Growth

Scaling AI Workloads with KubeRay: How Kapstan Makes It Easy

April 19, 2025
Neel Punatar
Christopher Fellowes

As AI applications continue to grow in complexity and scale, engineering teams are looking for better ways to manage distributed compute. Tools like Ray and Ray Serve have become popular choices for teams building scalable inference and training pipelines—but deploying and managing them on Kubernetes introduces operational overhead most teams would rather avoid. That’s where KubeRay comes in.

KubeRay is the Kubernetes-native way to run Ray clusters. And when paired with Kapstan, managing Ray workloads becomes as easy as flipping a switch. Whether you’re scaling model inference with Ray Serve or orchestrating parallel compute jobs with Ray itself, Kapstan eliminates the Kubernetes complexity—so your team can focus on ML outcomes, not YAML files.

What is the "Ray" of "KubeRay", and Why It Matters:

Ray is a distributed execution framework purpose-built for AI and machine learning workloads.
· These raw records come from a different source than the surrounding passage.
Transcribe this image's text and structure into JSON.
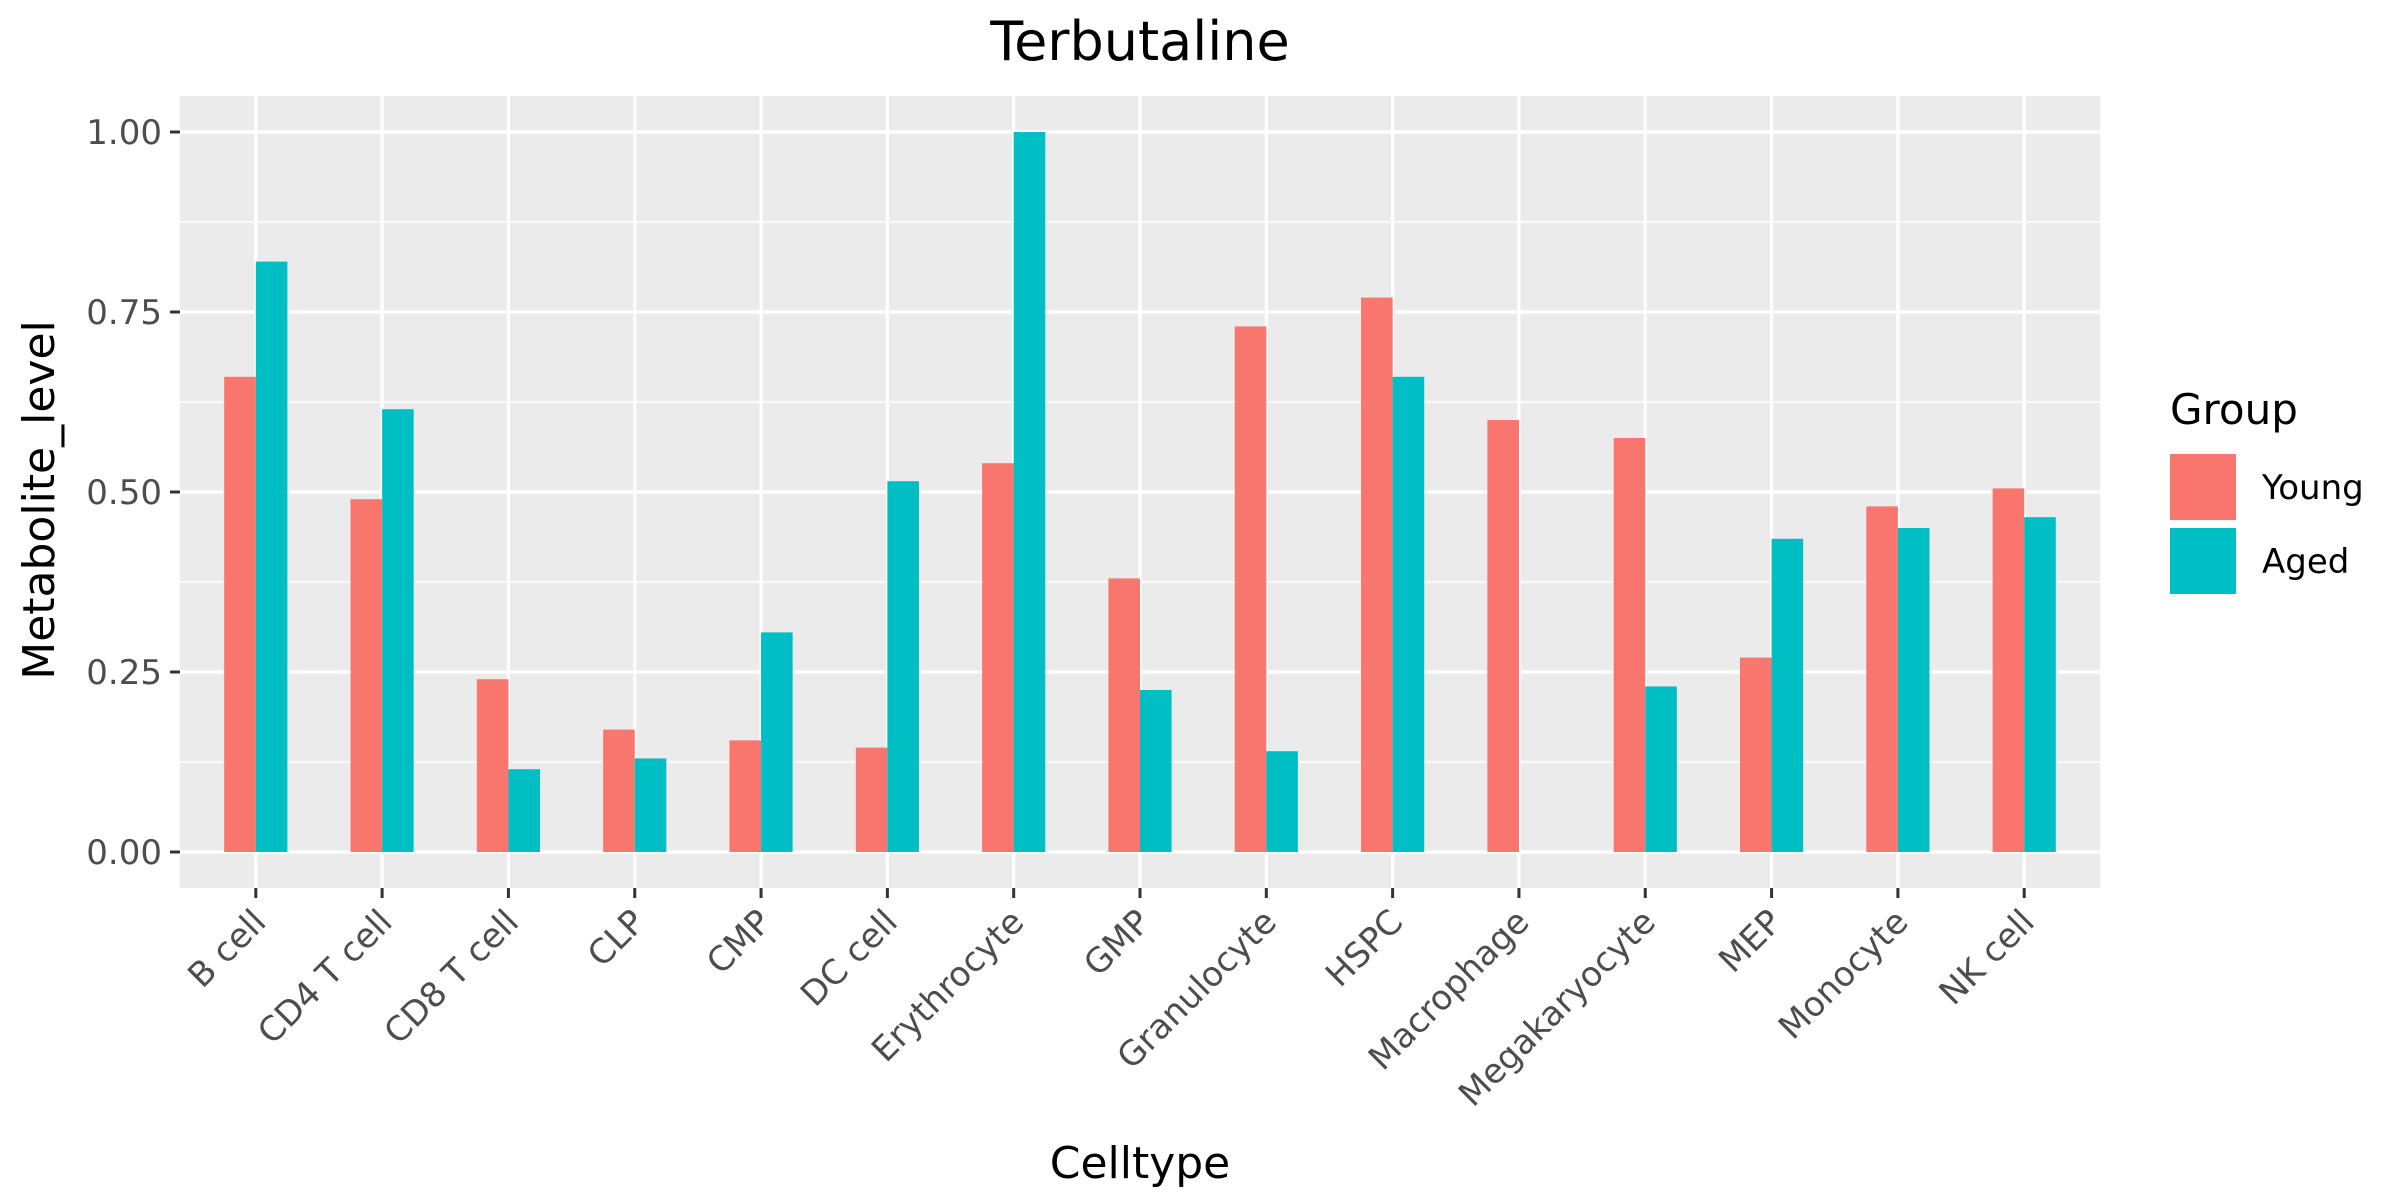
{
  "chart_data": {
    "type": "bar",
    "title": "Terbutaline",
    "xlabel": "Celltype",
    "ylabel": "Metabolite_level",
    "categories": [
      "B cell",
      "CD4 T cell",
      "CD8 T cell",
      "CLP",
      "CMP",
      "DC cell",
      "Erythrocyte",
      "GMP",
      "Granulocyte",
      "HSPC",
      "Macrophage",
      "Megakaryocyte",
      "MEP",
      "Monocyte",
      "NK cell"
    ],
    "series": [
      {
        "name": "Young",
        "color": "#F8766D",
        "values": [
          0.66,
          0.49,
          0.24,
          0.17,
          0.155,
          0.145,
          0.54,
          0.38,
          0.73,
          0.77,
          0.6,
          0.575,
          0.27,
          0.48,
          0.505
        ]
      },
      {
        "name": "Aged",
        "color": "#00BFC4",
        "values": [
          0.82,
          0.615,
          0.115,
          0.13,
          0.305,
          0.515,
          1.0,
          0.225,
          0.14,
          0.66,
          0.0,
          0.23,
          0.435,
          0.45,
          0.465
        ]
      }
    ],
    "ylim": [
      -0.05,
      1.05
    ],
    "yticks": [
      0.0,
      0.25,
      0.5,
      0.75,
      1.0
    ],
    "ytick_labels": [
      "0.00",
      "0.25",
      "0.50",
      "0.75",
      "1.00"
    ],
    "grid": true,
    "legend": {
      "title": "Group",
      "position": "right"
    },
    "panel_color": "#EBEBEB"
  }
}
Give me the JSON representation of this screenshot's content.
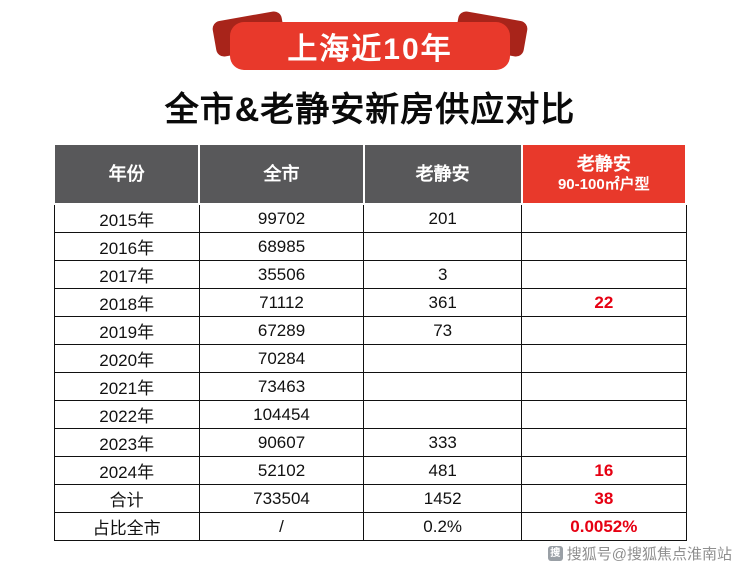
{
  "colors": {
    "accent_red": "#e8392b",
    "ribbon_fold_red": "#a8241a",
    "header_gray": "#58585a",
    "value_red": "#e60012"
  },
  "banner": {
    "title": "上海近10年"
  },
  "heading": "全市&老静安新房供应对比",
  "table": {
    "headers": {
      "year": "年份",
      "city": "全市",
      "jingan": "老静安",
      "type_line1": "老静安",
      "type_line2": "90-100㎡户型"
    },
    "rows": [
      {
        "cells": [
          "2015年",
          "99702",
          "201",
          ""
        ]
      },
      {
        "cells": [
          "2016年",
          "68985",
          "",
          ""
        ]
      },
      {
        "cells": [
          "2017年",
          "35506",
          "3",
          ""
        ]
      },
      {
        "cells": [
          "2018年",
          "71112",
          "361",
          "22"
        ]
      },
      {
        "cells": [
          "2019年",
          "67289",
          "73",
          ""
        ]
      },
      {
        "cells": [
          "2020年",
          "70284",
          "",
          ""
        ]
      },
      {
        "cells": [
          "2021年",
          "73463",
          "",
          ""
        ]
      },
      {
        "cells": [
          "2022年",
          "104454",
          "",
          ""
        ]
      },
      {
        "cells": [
          "2023年",
          "90607",
          "333",
          ""
        ]
      },
      {
        "cells": [
          "2024年",
          "52102",
          "481",
          "16"
        ]
      },
      {
        "cells": [
          "合计",
          "733504",
          "1452",
          "38"
        ]
      },
      {
        "cells": [
          "占比全市",
          "/",
          "0.2%",
          "0.0052%"
        ]
      }
    ]
  },
  "watermark": {
    "icon": "搜",
    "text": "搜狐号@搜狐焦点淮南站"
  }
}
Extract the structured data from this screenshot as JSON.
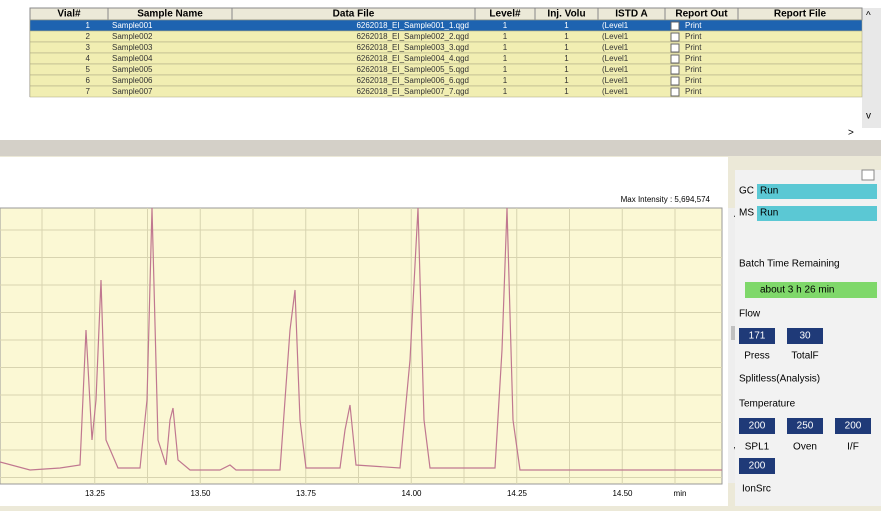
{
  "table": {
    "headers": [
      "Vial#",
      "Sample Name",
      "Data File",
      "Level#",
      "Inj. Volu",
      "ISTD A",
      "Report Out",
      "Report File"
    ],
    "rows": [
      [
        "1",
        "Sample001",
        "6262018_EI_Sample001_1.qgd",
        "1",
        "1",
        "(Level1",
        "Print"
      ],
      [
        "2",
        "Sample002",
        "6262018_EI_Sample002_2.qgd",
        "1",
        "1",
        "(Level1",
        "Print"
      ],
      [
        "3",
        "Sample003",
        "6262018_EI_Sample003_3.qgd",
        "1",
        "1",
        "(Level1",
        "Print"
      ],
      [
        "4",
        "Sample004",
        "6262018_EI_Sample004_4.qgd",
        "1",
        "1",
        "(Level1",
        "Print"
      ],
      [
        "5",
        "Sample005",
        "6262018_EI_Sample005_5.qgd",
        "1",
        "1",
        "(Level1",
        "Print"
      ],
      [
        "6",
        "Sample006",
        "6262018_EI_Sample006_6.qgd",
        "1",
        "1",
        "(Level1",
        "Print"
      ],
      [
        "7",
        "Sample007",
        "6262018_EI_Sample007_7.qgd",
        "1",
        "1",
        "(Level1",
        "Print"
      ]
    ]
  },
  "chromatogram": {
    "max_intensity": "Max Intensity : 5,694,574",
    "x_ticks": [
      "13.25",
      "13.50",
      "13.75",
      "14.00",
      "14.25",
      "14.50"
    ],
    "x_unit": "min"
  },
  "status": {
    "gc_label": "GC",
    "gc_state": "Run",
    "ms_label": "MS",
    "ms_state": "Run",
    "batch_label": "Batch Time Remaining",
    "batch_time": "about 3 h 26 min",
    "flow_label": "Flow",
    "flow_values": [
      "171",
      "30"
    ],
    "flow_names": [
      "Press",
      "TotalF"
    ],
    "mode": "Splitless(Analysis)",
    "temp_label": "Temperature",
    "temp_values": [
      "200",
      "250",
      "200"
    ],
    "temp_names": [
      "SPL1",
      "Oven",
      "I/F"
    ],
    "ion_value": "200",
    "ion_name": "IonSrc"
  }
}
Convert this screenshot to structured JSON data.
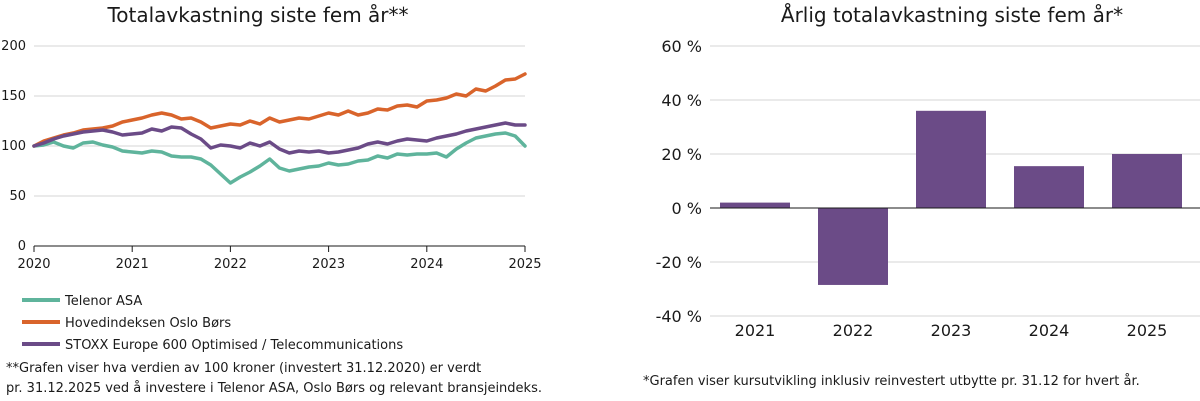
{
  "chart_data": [
    {
      "type": "line",
      "title": "Totalavkastning siste fem år**",
      "xlabel": "",
      "ylabel": "",
      "x_ticks": [
        "2020",
        "2021",
        "2022",
        "2023",
        "2024",
        "2025"
      ],
      "y_ticks": [
        "0",
        "50",
        "100",
        "150",
        "200"
      ],
      "xlim": [
        2020,
        2025
      ],
      "ylim": [
        0,
        200
      ],
      "grid": true,
      "legend_position": "bottom",
      "series": [
        {
          "name": "Telenor ASA",
          "color": "#5fb49c",
          "x": [
            2020.0,
            2020.1,
            2020.2,
            2020.3,
            2020.4,
            2020.5,
            2020.6,
            2020.7,
            2020.8,
            2020.9,
            2021.0,
            2021.1,
            2021.2,
            2021.3,
            2021.4,
            2021.5,
            2021.6,
            2021.7,
            2021.8,
            2021.9,
            2022.0,
            2022.1,
            2022.2,
            2022.3,
            2022.4,
            2022.5,
            2022.6,
            2022.7,
            2022.8,
            2022.9,
            2023.0,
            2023.1,
            2023.2,
            2023.3,
            2023.4,
            2023.5,
            2023.6,
            2023.7,
            2023.8,
            2023.9,
            2024.0,
            2024.1,
            2024.2,
            2024.3,
            2024.4,
            2024.5,
            2024.6,
            2024.7,
            2024.8,
            2024.9,
            2025.0
          ],
          "values": [
            100,
            101,
            104,
            100,
            98,
            103,
            104,
            101,
            99,
            95,
            94,
            93,
            95,
            94,
            90,
            89,
            89,
            87,
            81,
            72,
            63,
            69,
            74,
            80,
            87,
            78,
            75,
            77,
            79,
            80,
            83,
            81,
            82,
            85,
            86,
            90,
            88,
            92,
            91,
            92,
            92,
            93,
            89,
            97,
            103,
            108,
            110,
            112,
            113,
            110,
            100
          ]
        },
        {
          "name": "Hovedindeksen Oslo Børs",
          "color": "#d9642b",
          "x": [
            2020.0,
            2020.1,
            2020.2,
            2020.3,
            2020.4,
            2020.5,
            2020.6,
            2020.7,
            2020.8,
            2020.9,
            2021.0,
            2021.1,
            2021.2,
            2021.3,
            2021.4,
            2021.5,
            2021.6,
            2021.7,
            2021.8,
            2021.9,
            2022.0,
            2022.1,
            2022.2,
            2022.3,
            2022.4,
            2022.5,
            2022.6,
            2022.7,
            2022.8,
            2022.9,
            2023.0,
            2023.1,
            2023.2,
            2023.3,
            2023.4,
            2023.5,
            2023.6,
            2023.7,
            2023.8,
            2023.9,
            2024.0,
            2024.1,
            2024.2,
            2024.3,
            2024.4,
            2024.5,
            2024.6,
            2024.7,
            2024.8,
            2024.9,
            2025.0
          ],
          "values": [
            100,
            105,
            108,
            111,
            113,
            116,
            117,
            118,
            120,
            124,
            126,
            128,
            131,
            133,
            131,
            127,
            128,
            124,
            118,
            120,
            122,
            121,
            125,
            122,
            128,
            124,
            126,
            128,
            127,
            130,
            133,
            131,
            135,
            131,
            133,
            137,
            136,
            140,
            141,
            139,
            145,
            146,
            148,
            152,
            150,
            157,
            155,
            160,
            166,
            167,
            172
          ]
        },
        {
          "name": "STOXX Europe 600 Optimised / Telecommunications",
          "color": "#6b4b87",
          "x": [
            2020.0,
            2020.1,
            2020.2,
            2020.3,
            2020.4,
            2020.5,
            2020.6,
            2020.7,
            2020.8,
            2020.9,
            2021.0,
            2021.1,
            2021.2,
            2021.3,
            2021.4,
            2021.5,
            2021.6,
            2021.7,
            2021.8,
            2021.9,
            2022.0,
            2022.1,
            2022.2,
            2022.3,
            2022.4,
            2022.5,
            2022.6,
            2022.7,
            2022.8,
            2022.9,
            2023.0,
            2023.1,
            2023.2,
            2023.3,
            2023.4,
            2023.5,
            2023.6,
            2023.7,
            2023.8,
            2023.9,
            2024.0,
            2024.1,
            2024.2,
            2024.3,
            2024.4,
            2024.5,
            2024.6,
            2024.7,
            2024.8,
            2024.9,
            2025.0
          ],
          "values": [
            100,
            103,
            107,
            110,
            112,
            114,
            115,
            116,
            114,
            111,
            112,
            113,
            117,
            115,
            119,
            118,
            112,
            107,
            98,
            101,
            100,
            98,
            103,
            100,
            104,
            97,
            93,
            95,
            94,
            95,
            93,
            94,
            96,
            98,
            102,
            104,
            102,
            105,
            107,
            106,
            105,
            108,
            110,
            112,
            115,
            117,
            119,
            121,
            123,
            121,
            121
          ]
        }
      ]
    },
    {
      "type": "bar",
      "title": "Årlig totalavkastning siste fem år*",
      "xlabel": "",
      "ylabel": "",
      "categories": [
        "2021",
        "2022",
        "2023",
        "2024",
        "2025"
      ],
      "values": [
        2,
        -28.5,
        36,
        15.5,
        20
      ],
      "unit": "%",
      "y_ticks": [
        "60 %",
        "40 %",
        "20 %",
        "0 %",
        "-20 %",
        "-40 %"
      ],
      "ylim": [
        -40,
        60
      ],
      "grid": true,
      "bar_color": "#6b4b87"
    }
  ],
  "notes": {
    "left_line1": "**Grafen viser hva verdien av 100 kroner (investert 31.12.2020) er verdt",
    "left_line2": "pr. 31.12.2025 ved å investere i Telenor ASA, Oslo Børs og relevant bransjeindeks.",
    "right": "*Grafen viser kursutvikling inklusiv reinvestert utbytte pr. 31.12 for hvert år."
  }
}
Unlike traditional batch schedulers or job orchestrators, Ray provides native support for:

Distributed Python and complex workflows

Hyperparameter tuning and parallel model training

Serving ML models with autoscaling

APIs: Simplify creating and scaling APIs that use multiple models

GPU orchestration for AI acceleration

And thanks to Ray Serve, Ray also provides a robust API for deploying and managing model inference services. This allows engineers to go from training to serving in a single stack.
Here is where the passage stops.